A while back I was invited to join a think tank focused on entrepreneurism We were brought together to listen to—and interact with—high-level thinkers from all walks of life. Surprisingly, this was not a time designed to talk about startups or financing: it was—and is—a time where we listened to world thinkers talk about the human brain. Global warming. Democracy. International warfare and terrorism. AIDS research. Race and equality. And the arts.

This was a somewhat different meeting for me. Often when I meet with arts people around the country, our discussion is often dominated increasingly by prospects for survival—how will we compete in a market-driven world? How will we keep ourselves on the funding agenda? What will it take to raise an endowment?

The issues were not how we will survive financially, but how we will change the world. How we will solve global warming. How we will solve AIDS. How will we leave the world a healthier, ecologically balanced, less poverty-ridden place. How will we remove the hate and create an equal, just place. Indeed, the unspoken agenda was that there is nothing that we cannot do, and as hard as it may seem, in 2020, truly anything is possible.

Some may call this crazy.

But what became clear to me is that within this world of infinite possibilities, there are new possibilities for us to invest in the arts.
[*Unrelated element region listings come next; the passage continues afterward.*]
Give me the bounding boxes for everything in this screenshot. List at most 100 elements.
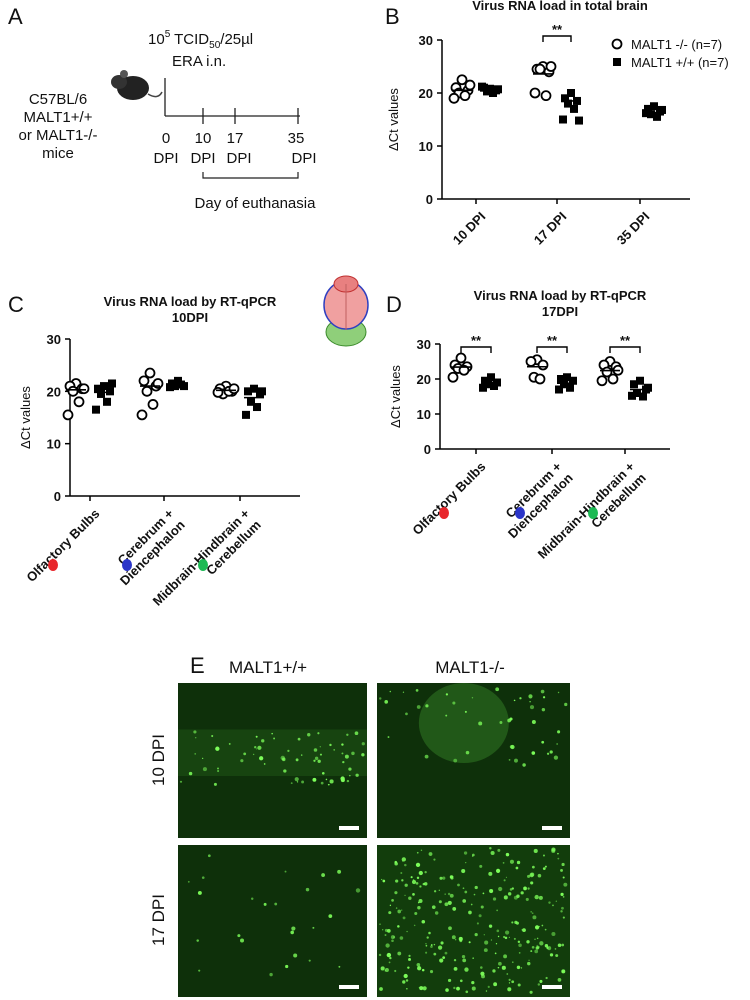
fluorescent-spot [415, 862, 421, 868]
day: 10 [195, 130, 212, 147]
fluorescent-spot [387, 736, 390, 739]
panel-label: A [8, 4, 23, 29]
point [630, 380, 638, 389]
fluorescent-spot [389, 956, 392, 960]
point [540, 90, 552, 102]
fluorescent-spot [291, 926, 296, 931]
x-tick-label-line: 17 DPI [531, 209, 570, 248]
point [67, 385, 79, 397]
fluorescent-spot [414, 911, 418, 915]
fluorescent-spot [404, 883, 408, 887]
fluorescent-spot [487, 985, 490, 988]
fluorescent-spot [490, 850, 495, 856]
fluorescent-spot [273, 737, 276, 740]
fluorescent-spot [458, 936, 463, 941]
point [94, 384, 102, 393]
y-tick-label: 30 [417, 337, 431, 352]
fluorescent-spot [430, 945, 433, 949]
point [555, 385, 563, 394]
point [567, 89, 575, 97]
fluorescent-spot [329, 743, 332, 747]
fluorescent-spot [478, 721, 483, 726]
fluorescent-spot [470, 903, 473, 906]
fluorescent-spot [417, 906, 421, 910]
fluorescent-spot [379, 987, 383, 991]
fluorescent-spot [488, 924, 493, 928]
point [103, 397, 111, 406]
point [647, 110, 655, 119]
fluorescent-spot [482, 892, 485, 895]
point [456, 74, 468, 86]
fluorescent-spot [556, 743, 559, 745]
fluorescent-spot [384, 700, 389, 704]
fluorescent-spot [552, 904, 554, 907]
fluorescent-spot [541, 707, 546, 712]
point [253, 403, 261, 412]
point [106, 387, 114, 396]
fluorescent-spot [480, 966, 483, 969]
fluorescent-spot [415, 882, 419, 885]
fluorescent-spot [488, 871, 493, 876]
day-unit: DPI [190, 150, 215, 167]
fluorescent-spot [531, 865, 535, 869]
fluorescent-spot [442, 876, 446, 880]
fluorescent-spot [355, 773, 359, 777]
fluorescent-spot [317, 759, 321, 763]
fluorescent-spot [449, 875, 454, 879]
fluorescent-spot [530, 881, 534, 885]
point [447, 371, 459, 383]
fluorescent-spot [217, 769, 220, 773]
point [141, 385, 153, 397]
fluorescent-spot [439, 876, 443, 880]
fluorescent-spot [406, 987, 408, 990]
day: 0 [162, 130, 170, 147]
fluorescent-spot [508, 936, 510, 938]
fluorescent-spot [447, 892, 451, 896]
scale-bar [542, 985, 562, 989]
fluorescent-spot [511, 921, 514, 924]
fluorescent-spot [319, 746, 321, 748]
fluorescent-spot [422, 882, 426, 886]
x-tick-label: Olfactory Bulbs [409, 459, 488, 538]
point [653, 112, 661, 121]
fluorescent-spot [453, 966, 458, 971]
fluorescent-spot [261, 739, 265, 743]
fluorescent-spot [529, 990, 533, 994]
panel-label: C [8, 292, 24, 317]
point [73, 396, 85, 408]
fluorescent-spot [196, 939, 199, 942]
fluorescent-spot [485, 990, 488, 992]
fluorescent-spot [438, 889, 441, 892]
significance-bracket [536, 346, 568, 353]
fluorescent-spot [536, 937, 539, 940]
fluorescent-spot [404, 894, 406, 897]
fluorescent-spot [243, 752, 247, 756]
fluorescent-spot [256, 748, 258, 750]
fluorescent-spot [526, 940, 530, 944]
fluorescent-spot [397, 909, 402, 914]
significance-bracket [460, 346, 492, 353]
fluorescent-spot [518, 952, 521, 954]
fluorescent-spot [284, 870, 287, 873]
fluorescent-spot [495, 687, 500, 692]
fluorescent-spot [471, 986, 476, 991]
fluorescent-spot [557, 852, 559, 855]
fluorescent-spot [445, 693, 449, 696]
fluorescent-spot [384, 967, 389, 972]
micrograph [377, 845, 570, 997]
region-dot [515, 507, 525, 519]
fluorescent-spot [520, 967, 523, 969]
fluorescent-spot [493, 982, 498, 987]
significance-label: ** [547, 333, 558, 348]
panel-label: D [386, 292, 402, 317]
fluorescent-spot [198, 969, 201, 972]
fluorescent-spot [433, 943, 436, 946]
fluorescent-spot [529, 705, 535, 710]
fluorescent-spot [499, 721, 503, 724]
fluorescent-spot [534, 925, 540, 930]
fluorescent-spot [194, 736, 197, 739]
fluorescent-spot [557, 691, 560, 694]
fluorescent-spot [215, 746, 220, 751]
fluorescent-spot [541, 740, 545, 744]
x-tick-label: 17 DPI [531, 209, 570, 248]
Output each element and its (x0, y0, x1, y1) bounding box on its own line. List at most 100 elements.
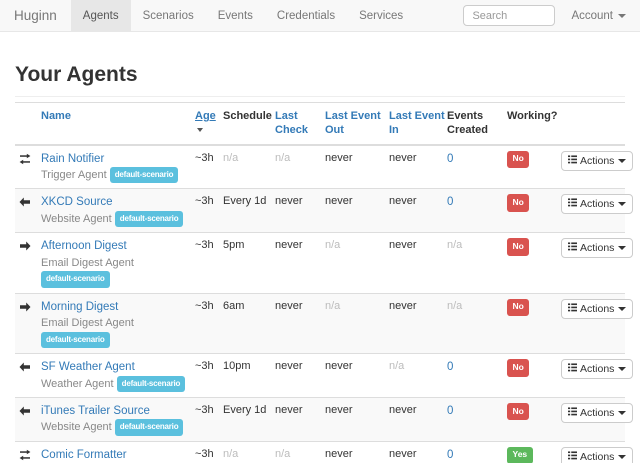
cell-value: 6am (219, 292, 271, 354)
scenario-badge[interactable]: default-scenario (41, 271, 110, 288)
cell-value: Every 1d (219, 397, 271, 442)
agent-type-label: Website Agent (41, 421, 112, 434)
search-input[interactable] (463, 5, 556, 26)
cell-value: never (385, 144, 443, 189)
chevron-down-icon (618, 202, 627, 207)
actions-button[interactable]: Actions (561, 194, 634, 215)
actions-button[interactable]: Actions (561, 359, 634, 380)
sort-desc-icon (197, 128, 203, 133)
actions-button[interactable]: Actions (561, 238, 634, 259)
actions-button[interactable]: Actions (561, 403, 634, 424)
events-created-cell: 0 (443, 353, 503, 398)
cell-value: never (271, 353, 321, 398)
arrow-right-icon (15, 232, 37, 294)
agent-name-link[interactable]: XKCD Source (41, 196, 113, 209)
agent-name-cell: XKCD Source Website Agent default-scenari… (37, 188, 191, 233)
agent-name-link[interactable]: iTunes Trailer Source (41, 405, 150, 418)
events-created-cell: 0 (443, 188, 503, 233)
cell-value: n/a (321, 232, 385, 294)
working-badge: No (507, 238, 530, 256)
agent-row: Afternoon Digest Email Digest Agent defau… (15, 232, 634, 294)
cell-value: Every 1d (219, 188, 271, 233)
cell-value: never (321, 353, 385, 398)
cell-value: never (385, 188, 443, 233)
agent-name-link[interactable]: Morning Digest (41, 300, 119, 313)
cell-value: ~3h (191, 232, 219, 294)
scenario-badge[interactable]: default-scenario (109, 166, 179, 184)
agent-name-link[interactable]: Rain Notifier (41, 152, 105, 165)
chevron-down-icon (618, 454, 627, 459)
navbar: Huginn Agents Scenarios Events Credentia… (0, 0, 640, 32)
nav-item-credentials[interactable]: Credentials (276, 10, 336, 22)
chevron-down-icon (618, 158, 627, 163)
working-cell: Yes (503, 440, 557, 463)
cell-value: n/a (271, 440, 321, 463)
nav-item-scenarios[interactable]: Scenarios (142, 10, 194, 22)
cell-value: ~3h (191, 397, 219, 442)
arrow-right-icon (15, 292, 37, 354)
events-count-link[interactable]: 0 (447, 196, 454, 209)
transfer-arrows-icon (15, 440, 37, 463)
cell-value: 10pm (219, 353, 271, 398)
scenario-badge[interactable]: default-scenario (114, 419, 184, 436)
nav-item-events[interactable]: Events (217, 10, 253, 22)
events-created-cell: 0 (443, 440, 503, 463)
actions-cell: Actions (557, 292, 634, 354)
cell-value: ~3h (191, 292, 219, 354)
agent-type-label: Website Agent (41, 212, 112, 225)
working-cell: No (503, 353, 557, 398)
arrow-left-icon (15, 188, 37, 233)
agents-table-body: Rain Notifier Trigger Agent default-scena… (15, 144, 634, 463)
agent-name-cell: Comic FormatterEvent Formatting Agent de… (37, 440, 191, 463)
agent-type-label: Trigger Agent (41, 168, 107, 181)
cell-value: n/a (219, 440, 271, 463)
list-icon (568, 155, 577, 167)
events-count-link[interactable]: 0 (447, 448, 454, 461)
scenario-badge[interactable]: default-scenario (41, 331, 110, 349)
table-header-row: Name Age Schedule Last Check Last Event … (15, 101, 625, 146)
nav-item-agents[interactable]: Agents (70, 0, 131, 32)
agent-type-label: Email Digest Agent (41, 317, 134, 330)
events-count-link[interactable]: 0 (447, 361, 454, 374)
agent-name-cell: Morning Digest Email Digest Agent default… (37, 292, 191, 354)
cell-value: never (321, 188, 385, 233)
agent-name-link[interactable]: Afternoon Digest (41, 240, 127, 253)
agent-name-cell: Rain Notifier Trigger Agent default-scena… (37, 144, 191, 189)
events-count-link[interactable]: 0 (447, 152, 454, 165)
nav-item-services[interactable]: Services (359, 10, 404, 22)
cell-value: 5pm (219, 232, 271, 294)
actions-button[interactable]: Actions (561, 150, 634, 171)
account-dropdown[interactable]: Account (571, 10, 626, 22)
cell-value: never (271, 232, 321, 294)
header-icon-col (15, 101, 37, 146)
working-cell: No (503, 144, 557, 189)
list-icon (568, 363, 577, 375)
working-cell: No (503, 232, 557, 294)
scenario-badge[interactable]: default-scenario (114, 210, 184, 228)
cell-value: n/a (385, 353, 443, 398)
agent-type-label: Email Digest Agent (41, 256, 134, 269)
list-icon (568, 242, 577, 254)
agent-row: XKCD Source Website Agent default-scenari… (15, 188, 634, 233)
cell-value: never (385, 232, 443, 294)
list-icon (568, 198, 577, 210)
scenario-badge[interactable]: default-scenario (116, 375, 186, 393)
cell-value: ~3h (191, 144, 219, 189)
header-last-event-in: Last Event In (385, 101, 445, 146)
actions-button[interactable]: Actions (561, 298, 634, 319)
header-schedule: Schedule (219, 101, 272, 146)
agent-name-link[interactable]: Comic Formatter (41, 448, 127, 461)
events-count-link[interactable]: 0 (447, 405, 454, 418)
list-icon (568, 303, 577, 315)
cell-value: ~3h (191, 440, 219, 463)
cell-value: never (321, 397, 385, 442)
cell-value: never (385, 440, 443, 463)
agent-name-link[interactable]: SF Weather Agent (41, 361, 135, 374)
agent-name-cell: iTunes Trailer Source Website Agent defau… (37, 397, 191, 442)
actions-button[interactable]: Actions (561, 446, 634, 463)
header-age: Age (191, 101, 219, 146)
header-events-created: Events Created (443, 101, 503, 146)
brand-huginn[interactable]: Huginn (14, 8, 57, 23)
content: Your Agents Name Age Schedule Last Check… (0, 63, 640, 463)
cell-value: never (271, 397, 321, 442)
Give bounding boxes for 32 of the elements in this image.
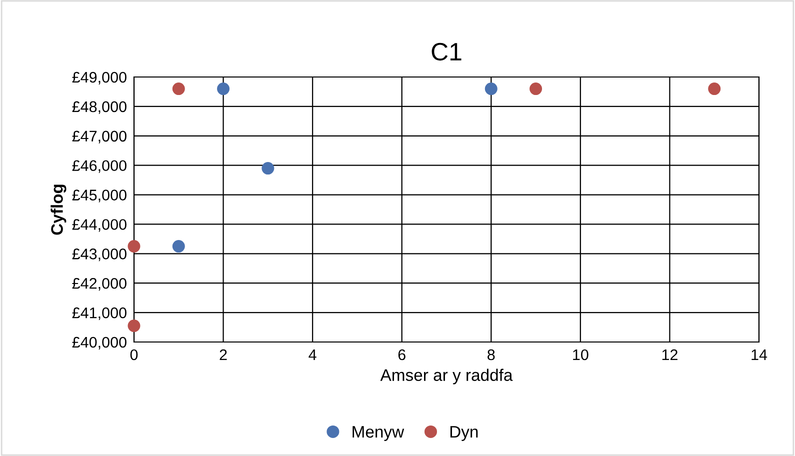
- x-tick-label: 8: [488, 349, 495, 360]
- y-tick-label: £47,000: [72, 130, 126, 144]
- point: [217, 82, 230, 96]
- y-tick-label: £43,000: [72, 248, 126, 262]
- y-tick-label: £45,000: [72, 190, 126, 202]
- y-tick-label: £40,000: [72, 336, 126, 350]
- point: [708, 82, 721, 96]
- x-tick-label: 14: [752, 350, 768, 360]
- chart-title: C1: [432, 42, 462, 61]
- point: [128, 240, 140, 253]
- x-tick-label: 2: [220, 349, 227, 360]
- x-tick-label: 4: [308, 350, 316, 360]
- x-tick-label: 12: [662, 349, 678, 360]
- x-tick-label: 6: [398, 349, 406, 360]
- y-tick-label: £42,000: [72, 278, 126, 291]
- y-tick-label: £48,000: [72, 101, 126, 114]
- point: [128, 320, 140, 332]
- point: [262, 162, 274, 175]
- y-tick-label: £49,000: [72, 72, 126, 84]
- y-tick-label: £44,000: [72, 219, 126, 232]
- x-tick-label: 10: [573, 349, 588, 360]
- x-axis-title: Amser ar y raddfa: [380, 368, 513, 384]
- point: [484, 82, 498, 96]
- legend-label: Menyw: [352, 426, 404, 441]
- point: [172, 240, 185, 253]
- x-tick-label: 0: [130, 349, 138, 360]
- legend-label: Dyn: [450, 426, 478, 441]
- y-tick-label: £46,000: [72, 160, 126, 173]
- y-axis-title: Cyflog: [50, 184, 66, 235]
- y-tick-label: £41,000: [72, 307, 126, 320]
- point: [530, 82, 542, 96]
- point: [172, 82, 185, 96]
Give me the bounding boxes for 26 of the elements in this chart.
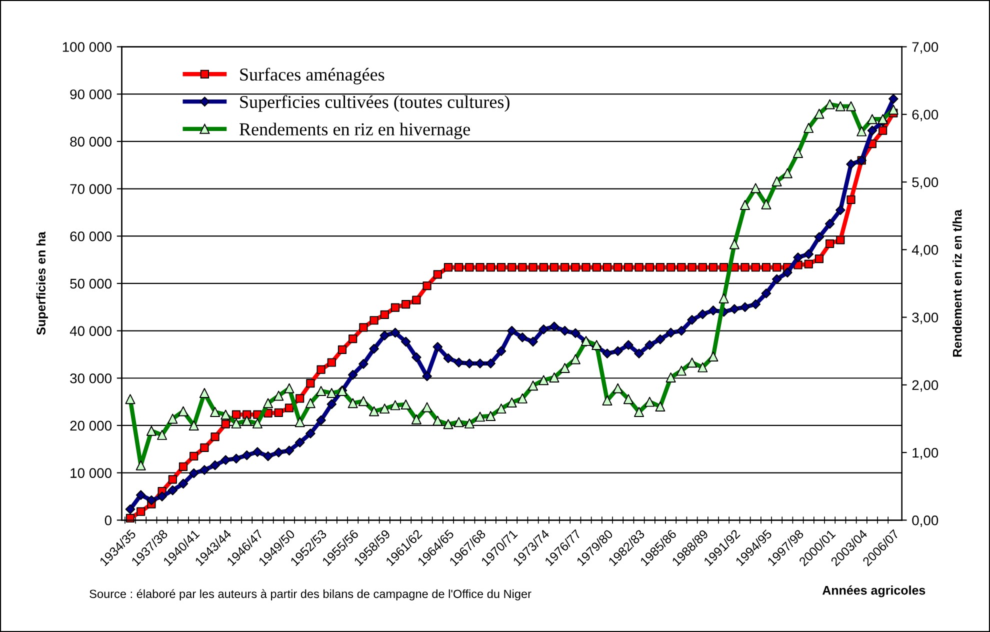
y2-tick-label: 1,00 — [912, 448, 938, 460]
legend-label: Surfaces aménagées — [240, 68, 384, 84]
y2-axis-title: Rendement en riz en t/ha — [952, 209, 962, 357]
y2-tick-label: 0,00 — [912, 515, 938, 527]
y2-tick-label: 2,00 — [912, 380, 938, 392]
y2-tick-label: 5,00 — [912, 177, 938, 189]
x-axis-title: Années agricoles — [822, 585, 926, 598]
y-tick-label: 80 000 — [70, 136, 112, 147]
legend-label: Superficies cultivées (toutes cultures) — [240, 95, 510, 112]
y-tick-label: 90 000 — [70, 89, 112, 100]
y-tick-label: 40 000 — [70, 326, 112, 336]
y2-tick-label: 7,00 — [912, 42, 938, 54]
legend-label: Rendements en riz en hivernage — [240, 122, 470, 140]
y-tick-label: 100 000 — [62, 42, 112, 52]
y-tick-label: 20 000 — [70, 420, 112, 431]
y2-tick-label: 4,00 — [912, 244, 938, 256]
y-axis-title: Superficies en ha — [36, 232, 48, 335]
y-tick-label: 50 000 — [70, 278, 112, 289]
y-tick-label: 0 — [104, 515, 112, 526]
y2-tick-label: 6,00 — [912, 110, 938, 122]
y-tick-label: 30 000 — [70, 373, 112, 384]
source-note: Source : élaboré par les auteurs à partir des bilans de campagne de l'Office du Niger — [90, 589, 532, 600]
y2-tick-label: 3,00 — [912, 312, 938, 324]
y-tick-label: 60 000 — [70, 231, 112, 242]
y-tick-label: 10 000 — [70, 468, 112, 478]
y-tick-label: 70 000 — [70, 184, 112, 194]
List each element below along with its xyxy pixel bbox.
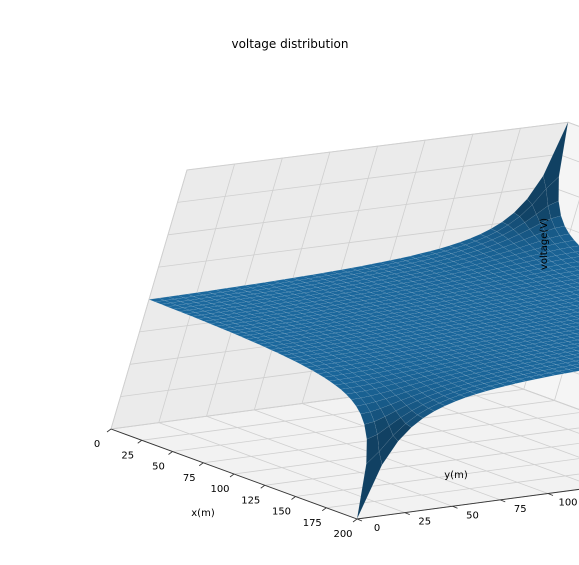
surface-face [567, 282, 579, 288]
surface-face [565, 294, 579, 299]
z-axis-label: voltage(V) [539, 218, 550, 270]
surface-face [575, 322, 579, 325]
surface-face [570, 336, 579, 341]
x-grid-line [233, 427, 579, 475]
x-grid-line [326, 473, 579, 509]
surface-face [574, 332, 579, 336]
surface-face [564, 333, 579, 338]
axis-ticks: 0255075100125150175200025507510012515017… [94, 428, 578, 540]
y-tick-label: 50 [466, 510, 479, 521]
x-axis-label: x(m) [191, 508, 215, 519]
x-tick-label: 100 [210, 484, 229, 495]
surface-face [576, 261, 579, 264]
x-tick-mark [106, 428, 112, 433]
y-tick-mark [452, 505, 458, 509]
surface-face [572, 286, 579, 291]
surface-face [469, 388, 487, 395]
x-grid-line [264, 442, 579, 486]
surface-face [569, 346, 579, 351]
y-tick-mark [500, 499, 506, 503]
surface-face [567, 339, 579, 345]
y-tick-label: 0 [374, 523, 380, 534]
y-tick-label: 100 [558, 498, 577, 509]
x-tick-mark [322, 507, 327, 512]
x-tick-label: 150 [272, 507, 291, 518]
x-tick-mark [199, 462, 204, 467]
x-grid-line [203, 412, 579, 464]
surface-face [428, 402, 446, 412]
surface-face [568, 329, 579, 334]
y-tick-mark [547, 493, 554, 496]
surface-face [562, 354, 579, 359]
surface-face [392, 423, 412, 442]
x-tick-label: 200 [333, 529, 352, 540]
surface-face [570, 278, 579, 283]
surface-face [569, 318, 579, 324]
x-tick-label: 25 [121, 450, 134, 461]
y-tick-mark [404, 512, 410, 515]
surface-face [449, 394, 467, 402]
x-tick-label: 0 [94, 439, 100, 450]
surface-face [519, 376, 537, 382]
surface-face [568, 270, 579, 276]
x-tick-label: 175 [303, 518, 322, 529]
x-tick-label: 75 [183, 473, 196, 484]
chart-title: voltage distribution [231, 37, 348, 51]
x-tick-label: 125 [241, 495, 260, 506]
x-tick-mark [229, 473, 235, 478]
y-tick-mark [356, 518, 363, 522]
x-tick-label: 50 [152, 462, 165, 473]
surface-face [356, 451, 383, 520]
surface-face [570, 308, 579, 313]
surface-face [564, 240, 579, 248]
x-grid-line [295, 458, 579, 497]
surface-face [575, 293, 579, 297]
surface-face [565, 360, 579, 366]
surface-face [459, 391, 477, 398]
surface-face [563, 343, 579, 349]
surface-face [572, 315, 579, 319]
x-tick-mark [168, 451, 173, 455]
y-tick-label: 25 [418, 517, 431, 528]
x-tick-mark [137, 439, 142, 444]
surface-face [575, 350, 579, 352]
x-tick-mark [260, 484, 265, 489]
surface-face [574, 360, 579, 363]
x-tick-mark [291, 496, 296, 500]
y-axis-label: y(m) [444, 470, 468, 481]
surface-face [563, 287, 579, 292]
surface-face [572, 353, 579, 358]
surface-face [509, 378, 527, 384]
surface-plot [148, 122, 579, 520]
surface-face [566, 312, 579, 317]
y-tick-label: 75 [514, 504, 527, 515]
x-tick-mark [352, 518, 358, 523]
surface-face [565, 322, 579, 328]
I was encouraged that this group wanted to be in a room together. This community insists on coming together because of the unique value of live, face to face, collective experiences, to conspiring—meaning to breathe together, to breathing the same air. And throughout the day, a minor chord, a palpable hunger throbbed in the background. This group was desperate to slow down, to lead less frenetic lives, to find the courage to live for their passions. More and more, they placed a premium on contemplation, on captivation, on focus and extended surrender to single experience—experience that would captivate, resonate emotionally, at its best enhance spiritual value—to the very things that we in the arts do.

You’ll be hard-pressed to find someone that believes more in the power of investing in the arts than I do. I am honored to be part of this community, and our city, and I look forward to our work together.

This city that we live in is very special … to live in a city with so much soul, to be in a place that has so much character and care and so much heart that we wear on our sleeves is something special. I am very proud to call Tucson in my home. And I’m very, very glad to be sharing it with all of you. Thank you.